**Much higher inflation and weaker global growth predicted in latest forecast.**
**“A sea of red arrows” pointing downward in the Organization for Economic Cooperation and Development forecast.**
**By Patricia Cohen, The New York Times, June 8, 2022**
**The Organization for Economic Cooperation and Development (OECD), which represents 38 countries including most of the world’s advanced economies, lowered its estimate of global growth to 3 percent this year from the 4.5 percent it predicted at the end of last year. It estimated that average inflation among the organization’s member nations was likely to run close to 9 percent this year, double its previous forecast.**
**Mathias Cormann, the organization’s secretary general, repeatedly emphasized that “we are not projecting a recession” at this time, but he acknowledged that risks to the forecast were on the downside, and would worsen if the [Ukraine] war dragged on....**
**Looking at a chart detailing each country’s growth during a news conference, Laurence Boone, the chief economist, referred to the “sea of red arrows” pointing downward....** [end quote]
Yesterday, the World Bank reported an almost-identical forecast, 2.9% growth.
Here’s the link to the OECD report.
**The Price of War, by Laurence Boone, OECD Chief Economist and Deputy Secretary-General**
**The global economy is set to weaken sharply in our projections. We estimate world growth to be 3% in 2022 – down from the 4½ per cent we projected last December - and 2¾ per cent in 2023.**
**Today, the world is producing enough cereals to feed everyone, but prices are very high and the risk is that this production will not reach those who need it most. ...**
**Wherever inflation is driven by over-buoyant demand, as in the United States, monetary policy can tighten faster to reduce such excess. ...** [end quote]
Macro takeaways for investors:
The OECD and World Bank agree that the world economy will slow in 2022 and probably 2023, though they don’t predict a recession. A slowing world economy will reduce sales of multinational companies, depressing their stock prices.

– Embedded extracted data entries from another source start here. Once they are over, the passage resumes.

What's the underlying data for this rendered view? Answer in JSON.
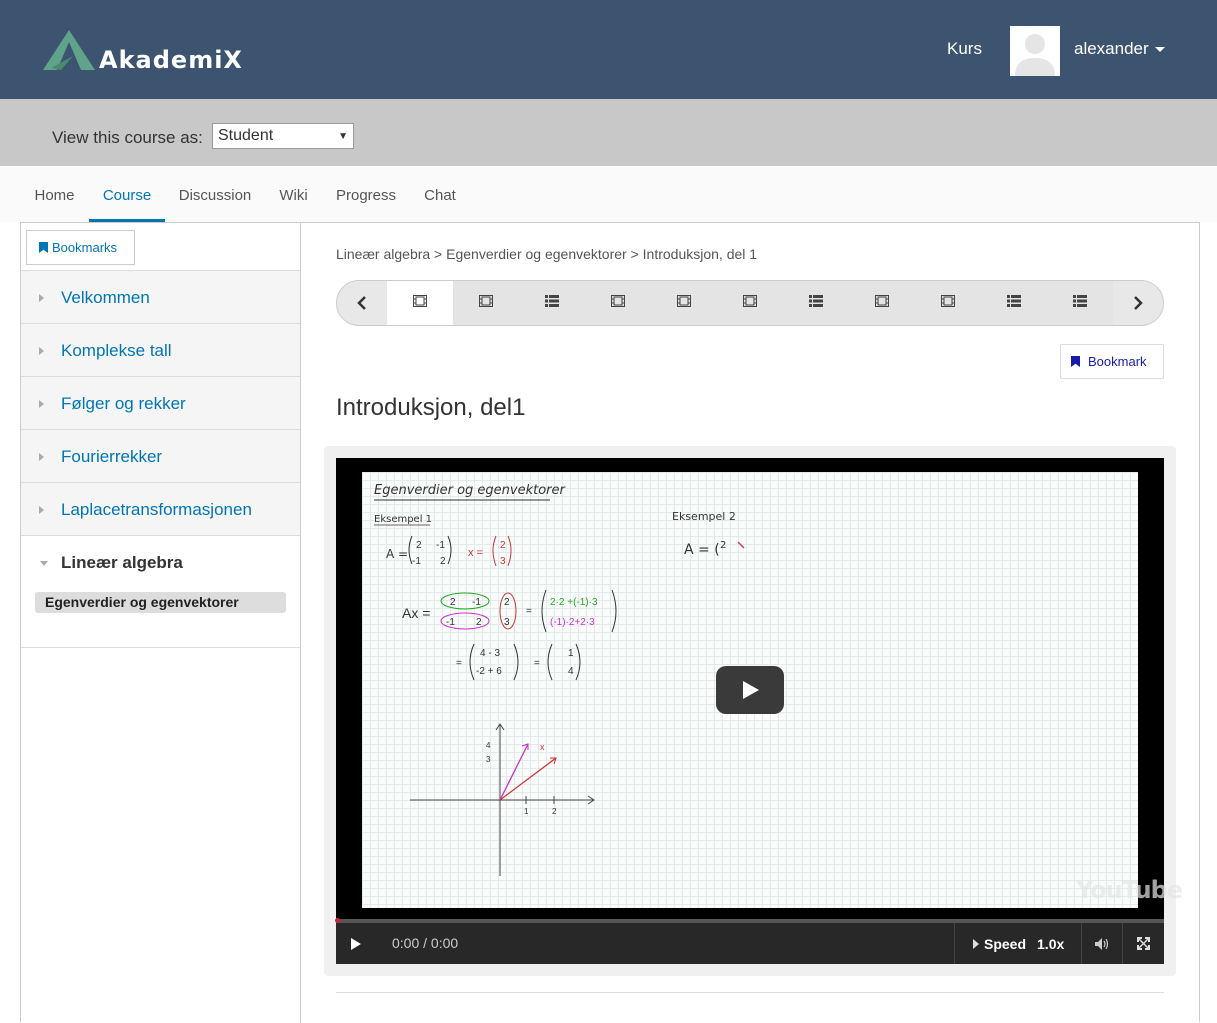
{
  "header": {
    "logo_text": "AkademiX",
    "nav_kurs": "Kurs",
    "username": "alexander",
    "bg_color": "#3d5470"
  },
  "staff_bar": {
    "view_as_label": "View this course as:",
    "view_as_value": "Student"
  },
  "tabs": [
    {
      "label": "Home"
    },
    {
      "label": "Course",
      "active": true
    },
    {
      "label": "Discussion"
    },
    {
      "label": "Wiki"
    },
    {
      "label": "Progress"
    },
    {
      "label": "Chat"
    }
  ],
  "sidebar": {
    "bookmarks_label": "Bookmarks",
    "chapters": [
      {
        "label": "Velkommen"
      },
      {
        "label": "Komplekse tall"
      },
      {
        "label": "Følger og rekker"
      },
      {
        "label": "Fourierrekker"
      },
      {
        "label": "Laplacetransformasjonen"
      }
    ],
    "open_chapter": {
      "label": "Lineær algebra",
      "subsection": "Egenverdier og egenvektorer"
    }
  },
  "content": {
    "breadcrumb": "Lineær algebra > Egenverdier og egenvektorer > Introduksjon, del 1",
    "sequence_items": [
      "video",
      "video",
      "list",
      "video",
      "video",
      "video",
      "list",
      "video",
      "video",
      "list",
      "list"
    ],
    "bookmark_label": "Bookmark",
    "unit_title": "Introduksjon, del1"
  },
  "video": {
    "whiteboard_title": "Egenverdier og egenvektorer",
    "example1": "Eksempel 1",
    "example2": "Eksempel 2",
    "time": "0:00 / 0:00",
    "speed_label": "Speed",
    "speed_value": "1.0x",
    "yt_logo": "YouTube"
  },
  "colors": {
    "accent": "#0075b4",
    "staff_bar": "#c8c8c8"
  }
}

Both the World Bank and OECD encouraged the U.S. Federal Reserve to increase interest rates to slow inflation. That should help stiffen the spine of the Fed when the markets tank. Inflation is job one. Even though the Fed has been transparent about raising the fed funds rate 1% by August, they have not said what they will do in September and later. That depends on inflation.
The Fed’s dot plot shows raises in 2022 and also 2023. The Fed wants a “neutral” fed funds rate. The dot plot shows a longer run fed funds rate of 2.5%. The effective fed funds rate is currently 0.83%.
If the inflation rate descends to 2.5%, the eventual anticipated fed funds rate of 2.5% would be a real rate of 0%. But if inflation stays higher, the real yield would be negative and thus stimulative and not neutral. This would result in a 1970s-like situation where inflation continues to rise.
The most probable scenario for the next year or two is stagflation. All METARs who lived through the 1970s are very familiar with this. The nasty double bear market in 1973-1975 should be reviewed by all stock market investors since this may repeat in 2022-2023. The second-longest bear market in history (after the Great Depression) was grueling. Rather than starting with a sharp crash, the market’s slide began gradually in early 1973 amid rising inflation and slowing economic growth.
That’s assuming stagnation and not outright recession. The risk is high that the Fed will cause a recession by raising the fed funds rate and also longer-term yields by selling Treasuries and mortgage bonds.
The 2020 Covid recession was so fast and the Fed-juiced market recovery so quick and exhilirating that investors may forget the more typical slow, grinding market slides of the past. The next couple of years will be a marathon, not a sprint.